Cameos: Producer Michael G Wilson makes his usual appearance - he can be seen standing in the doorway to the private gaming room at Zukovsky's casino. He gives Elektra something to sign before she enters.

Cuts: A scene was cut from the pre-credits sequence where the Cigar Girl reports to Renard in Bilbao, idenifying Bond as the agent who has caused them problems. This makes it clear earlier on that Renard is the sniper who saves Bond by shooting the guard. In addition, an establishing shot was filmed in which Bond's Aston Martin (as seen in GoldenEye and Tomorrow Never Dies) drives towards MI6's Scottish headquarters, but was not used.

I didn't catch the name?: Bond gives his trademark introduction when he meets Elektra King and revealing his true identity to Christmas Jones. In the latter case there is a longer than usual pause between the "Bond" and "James Bond" due to the motion of the lift that Bond and Christmas are travelling on.

Vodka Martinis: Bond orders a Vodka Martini, shaken not stirred, in Zukovsky's casino.

Gambling: Elektra appears to lose one million dollars playing one card high draw at Zukovsky's casino, although this is just the elaborate way in which she pays him for provision of a Russian submarine, ostensibly for a smuggling operation.
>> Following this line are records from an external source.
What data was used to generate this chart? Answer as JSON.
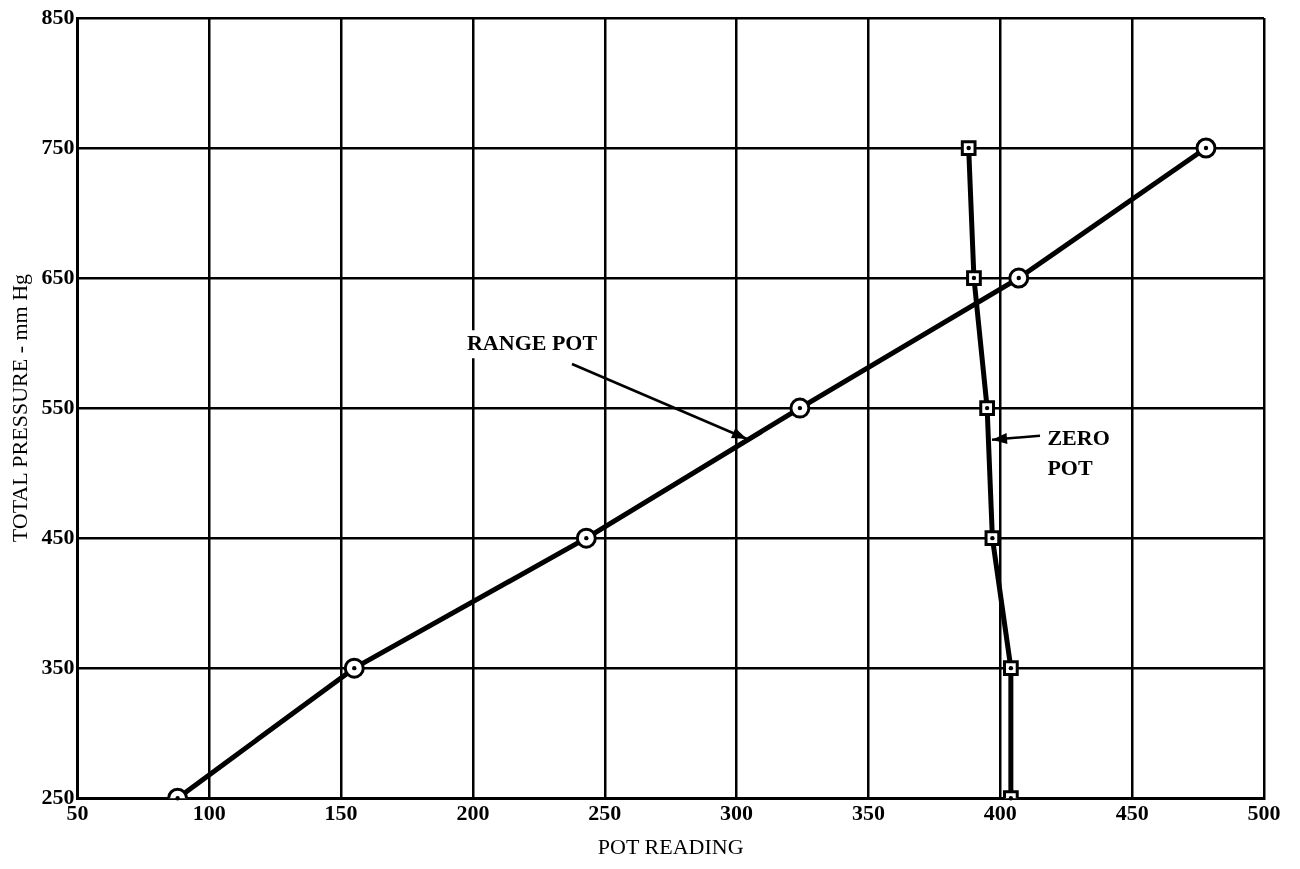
{
  "chart_data": {
    "type": "line",
    "xlabel": "POT READING",
    "ylabel": "TOTAL PRESSURE - mm Hg",
    "xlim": [
      50,
      500
    ],
    "xticks": [
      50,
      100,
      150,
      200,
      250,
      300,
      350,
      400,
      450,
      500
    ],
    "ylim": [
      250,
      850
    ],
    "yticks": [
      250,
      350,
      450,
      550,
      650,
      750,
      850
    ],
    "grid": true,
    "legend": false,
    "series": [
      {
        "x": [
          88,
          155,
          243,
          324,
          407,
          478
        ],
        "values": [
          250,
          350,
          450,
          550,
          650,
          750
        ],
        "color": "#000000",
        "marker": "circle"
      },
      {
        "x": [
          404,
          404,
          397,
          395,
          390,
          388
        ],
        "values": [
          250,
          350,
          450,
          550,
          650,
          750
        ],
        "color": "#000000",
        "marker": "square"
      }
    ],
    "annotations": [
      {
        "text": "RANGE POT",
        "x": 304,
        "y": 526
      },
      {
        "text": "ZERO POT",
        "x": 397,
        "y": 526
      }
    ]
  }
}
Although Bond visits ths casino he is not seen to gamble.

Bond bits: Bond uses a Walther P99 throughout the movie, rather than his traditional PPK, picking up on his use of that gun in the final part of Tomorrow Never Dies. In a rare move, Bond is injured for much of the movie, suffering from a dislocated collar bone. When he first meets Christmas Jones he is pretending to be Dr Mikhail Arkov from the Russian Atomic Energy Commission while infiltrating Renard's team. Bond is initally able to maintain this pretence through his ability to speak Russian.
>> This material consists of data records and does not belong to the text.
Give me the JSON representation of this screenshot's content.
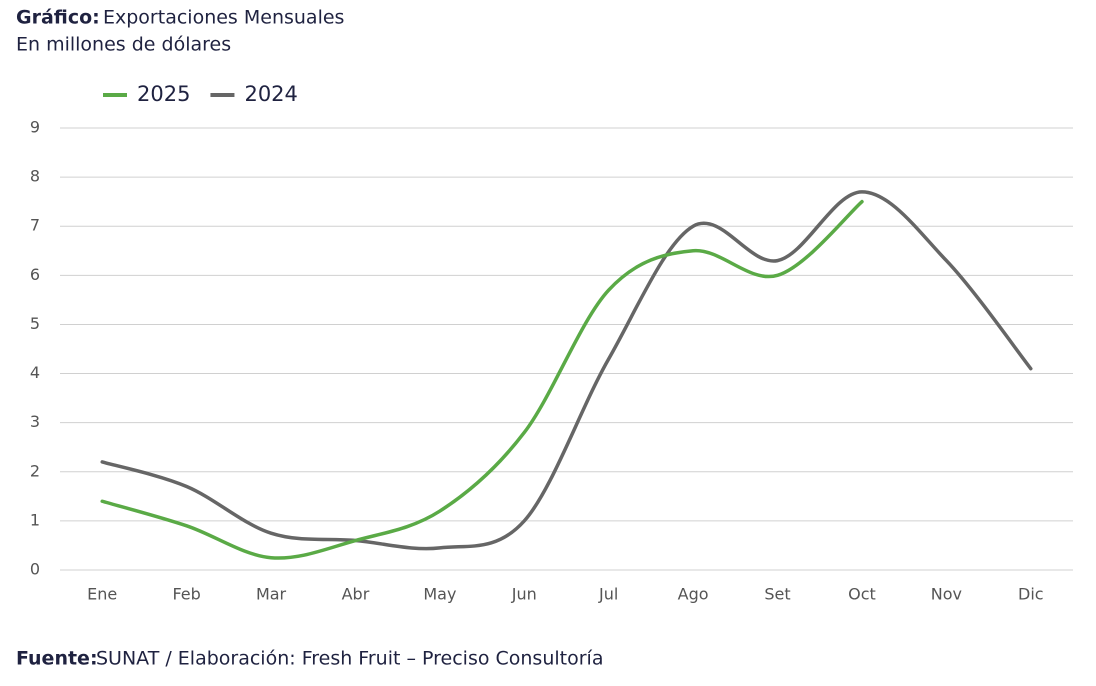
{
  "chart_data": {
    "type": "line",
    "title_label": "Gráfico:",
    "title": "Exportaciones Mensuales",
    "subtitle": "En millones de dólares",
    "source_label": "Fuente:",
    "source": "SUNAT / Elaboración: Fresh Fruit – Preciso Consultoría",
    "categories": [
      "Ene",
      "Feb",
      "Mar",
      "Abr",
      "May",
      "Jun",
      "Jul",
      "Ago",
      "Set",
      "Oct",
      "Nov",
      "Dic"
    ],
    "series": [
      {
        "name": "2025",
        "color": "#5aaa46",
        "values": [
          1.4,
          0.9,
          0.25,
          0.6,
          1.2,
          2.8,
          5.7,
          6.5,
          6.0,
          7.5,
          null,
          null
        ]
      },
      {
        "name": "2024",
        "color": "#666666",
        "values": [
          2.2,
          1.7,
          0.75,
          0.6,
          0.45,
          1.0,
          4.3,
          7.0,
          6.3,
          7.7,
          6.3,
          4.1
        ]
      }
    ],
    "ylim": [
      0,
      9
    ],
    "yticks": [
      0,
      1,
      2,
      3,
      4,
      5,
      6,
      7,
      8,
      9
    ],
    "grid": true,
    "smooth": true,
    "legend": "top-left"
  }
}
Anything else?: The pre-credits sequence is 14 minutes long, making it the longest in the history of the series. The traditional "James Bond will return" caption appears at the start of the end credits, rather than right at the end as previously.
When Bond is reviewing details of Elektra's kidnapping he watches a news report read by Martyn Lewis, a real BBC newsreader. The filming of this bulletin involved recreating the correct BBC news set which had recently been replaced.
During the Thames boat chase Bond inadvertently soaks a pair of wheelclampers. One of these is Ray Brown, a real parking attendant who had become a minor celebrity in the UK following his starring role in a BBC "docu-soap" about wheelclampers.